This is a great thread. I actually do a fair bit of portraiture for my job (albeit mostly the canine variety) and I had to figure this out as I went. There are a few questions to answer before deciding on the appropriate aperture for a portrait:
1) What focal length lens are you going to use? This deals mostly with the type of portrait. If you're wanting to shoot close up and personal and just frame the head and tops of the shoulders, I find a 50-75mm lens gives a decent working distance while keeping things fairly personal. You can of course, move further back and choose a longer focal length, maybe 100-135mm (zooms are a great way of framing these types of shots).
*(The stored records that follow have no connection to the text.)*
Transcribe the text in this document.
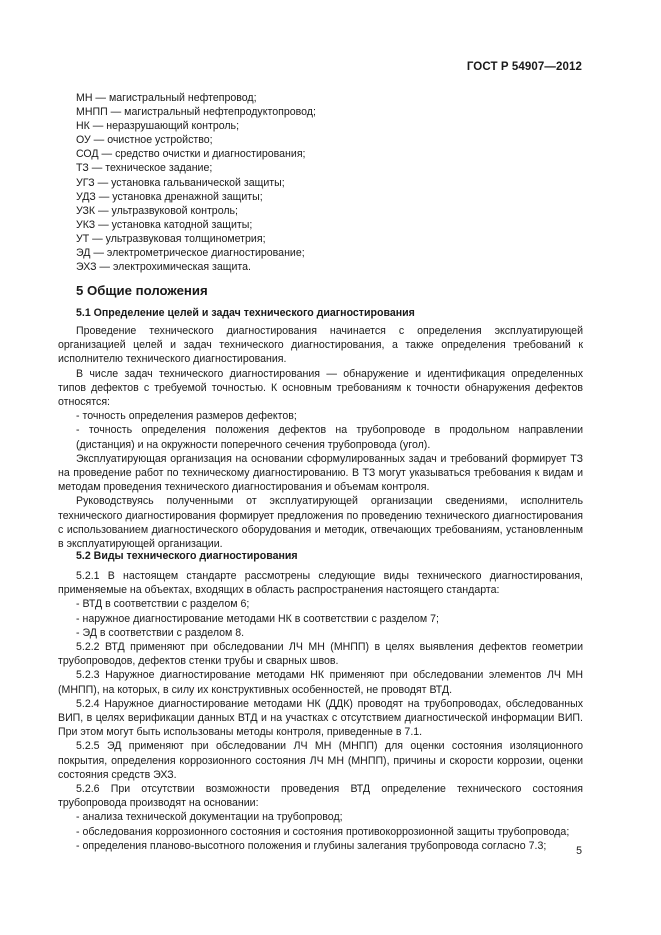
ГОСТ Р 54907—2012
МН — магистральный нефтепровод;
МНПП — магистральный нефтепродуктопровод;
НК — неразрушающий контроль;
ОУ — очистное устройство;
СОД — средство очистки и диагностирования;
ТЗ — техническое задание;
УГЗ — установка гальванической защиты;
УДЗ — установка дренажной защиты;
УЗК — ультразвуковой контроль;
УКЗ — установка катодной защиты;
УТ — ультразвуковая толщинометрия;
ЭД — электрометрическое диагностирование;
ЭХЗ — электрохимическая защита.
5 Общие положения
5.1 Определение целей и задач технического диагностирования

Проведение технического диагностирования начинается с определения эксплуатирующей организацией целей и задач технического диагностирования, а также определения требований к исполнителю технического диагностирования.

В числе задач технического диагностирования — обнаружение и идентификация определенных типов дефектов с требуемой точностью. К основным требованиям к точности обнаружения дефектов относятся:

- точность определения размеров дефектов;

- точность определения положения дефектов на трубопроводе в продольном направлении (дистанция) и на окружности поперечного сечения трубопровода (угол).

Эксплуатирующая организация на основании сформулированных задач и требований формирует ТЗ на проведение работ по техническому диагностированию. В ТЗ могут указываться требования к видам и методам проведения технического диагностирования и объемам контроля.

Руководствуясь полученными от эксплуатирующей организации сведениями, исполнитель технического диагностирования формирует предложения по проведению технического диагностирования с использованием диагностического оборудования и методик, отвечающих требованиям, установленным в эксплуатирующей организации.

5.2 Виды технического диагностирования

5.2.1 В настоящем стандарте рассмотрены следующие виды технического диагностирования, применяемые на объектах, входящих в область распространения настоящего стандарта:

- ВТД в соответствии с разделом 6;

- наружное диагностирование методами НК в соответствии с разделом 7;

- ЭД в соответствии с разделом 8.

5.2.2 ВТД применяют при обследовании ЛЧ МН (МНПП) в целях выявления дефектов геометрии трубопроводов, дефектов стенки трубы и сварных швов.

5.2.3 Наружное диагностирование методами НК применяют при обследовании элементов ЛЧ МН (МНПП), на которых, в силу их конструктивных особенностей, не проводят ВТД.

5.2.4 Наружное диагностирование методами НК (ДДК) проводят на трубопроводах, обследованных ВИП, в целях верификации данных ВТД и на участках с отсутствием диагностической информации ВИП. При этом могут быть использованы методы контроля, приведенные в 7.1.

5.2.5 ЭД применяют при обследовании ЛЧ МН (МНПП) для оценки состояния изоляционного покрытия, определения коррозионного состояния ЛЧ МН (МНПП), причины и скорости коррозии, оценки состояния средств ЭХЗ.

5.2.6 При отсутствии возможности проведения ВТД определение технического состояния трубопровода производят на основании:

- анализа технической документации на трубопровод;

- обследования коррозионного состояния и состояния противокоррозионной защиты трубопровода;

- определения планово-высотного положения и глубины залегания трубопровода согласно 7.3;	5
2) Desired of depth of field? This is where the creative control comes in. For me, I like to have the majority of the head "in focus" that is, without major blurring of the major facial features. For animals, especially dogs, you really want to have the nose in focus as well as the ears and with larger dogs, you can be talking about 10-12 inches for this span.
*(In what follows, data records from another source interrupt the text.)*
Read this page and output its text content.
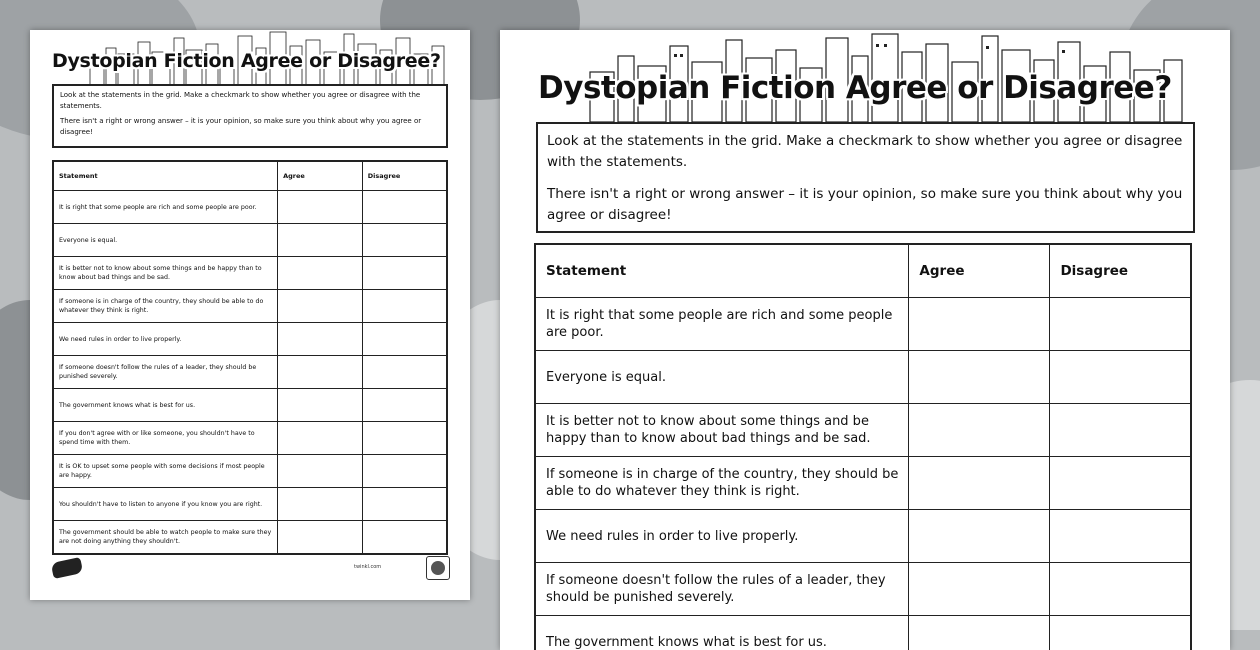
Dystopian Fiction Agree or Disagree?

Look at the statements in the grid. Make a checkmark to show whether you agree or disagree with the statements.

There isn't a right or wrong answer – it is your opinion, so make sure you think about why you agree or disagree!

Statement	Agree	Disagree
It is right that some people are rich and some people are poor.		
Everyone is equal.		
It is better not to know about some things and be happy than to know about bad things and be sad.		
If someone is in charge of the country, they should be able to do whatever they think is right.		
We need rules in order to live properly.		
If someone doesn't follow the rules of a leader, they should be punished severely.		
The government knows what is best for us.		
If you don't agree with or like someone, you shouldn't have to spend time with them.		
It is OK to upset some people with some decisions if most people are happy.		
You shouldn't have to listen to anyone if you know you are right.		
The government should be able to watch people to make sure they are not doing anything they shouldn't.		
twinkl.com
Dystopian Fiction Agree or Disagree?

Look at the statements in the grid. Make a checkmark to show whether you agree or disagree with the statements.

There isn't a right or wrong answer – it is your opinion, so make sure you think about why you agree or disagree!

Statement	Agree	Disagree
It is right that some people are rich and some people are poor.		
Everyone is equal.		
It is better not to know about some things and be happy than to know about bad things and be sad.		
If someone is in charge of the country, they should be able to do whatever they think is right.		
We need rules in order to live properly.		
If someone doesn't follow the rules of a leader, they should be punished severely.		
The government knows what is best for us.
Once you decide these two basic criteria, a quick check of your depth of field calculator, I really like
The Online Depth of Field Calculator. If you have a lens with DOF markings you can do this on the fly until you get the hang of the differences.
I can simplify this based on my field experiences to say that when I shoot a medium-sized animal, I try to use a 50mm lens on my APS-C sensor camera making it an equivalent 75mm lens. My working distance is usually in the 6-8 foot range and I shoot at around f/8 for a sufficient DOF. This provides a very normal-looking perspective. If I want a blurrier, less distracting background, I can always reposition the model so they are further away from the objects in the background. I find I prefer this over opening up the aperture as I begin to lose the desired DOF.
For a more creative portrait look, however, I'll switch to a longer focal length (75-90mm) and move back to around 10-12 feet and shoot at the same aperture (f/8), you have a bit more leeway regarding background objects as the longer FL will blur them more easily.
I rarely shoot normal portraits at less than 50mm or longer than 135mm (actual settings on the lenses, not crop-factor numbers) as I find that <50mm leads to a bit too much distortion and >135mm requires too fast of a shutter speed to avoid camera shake. This is a very conservative approach to portraiture, but I'm not going for creative composition but instead a very straightforward setup that allows me to get very predictable (some might rightfully say boring) results. It's at least a good starting point before you jump into more unique options.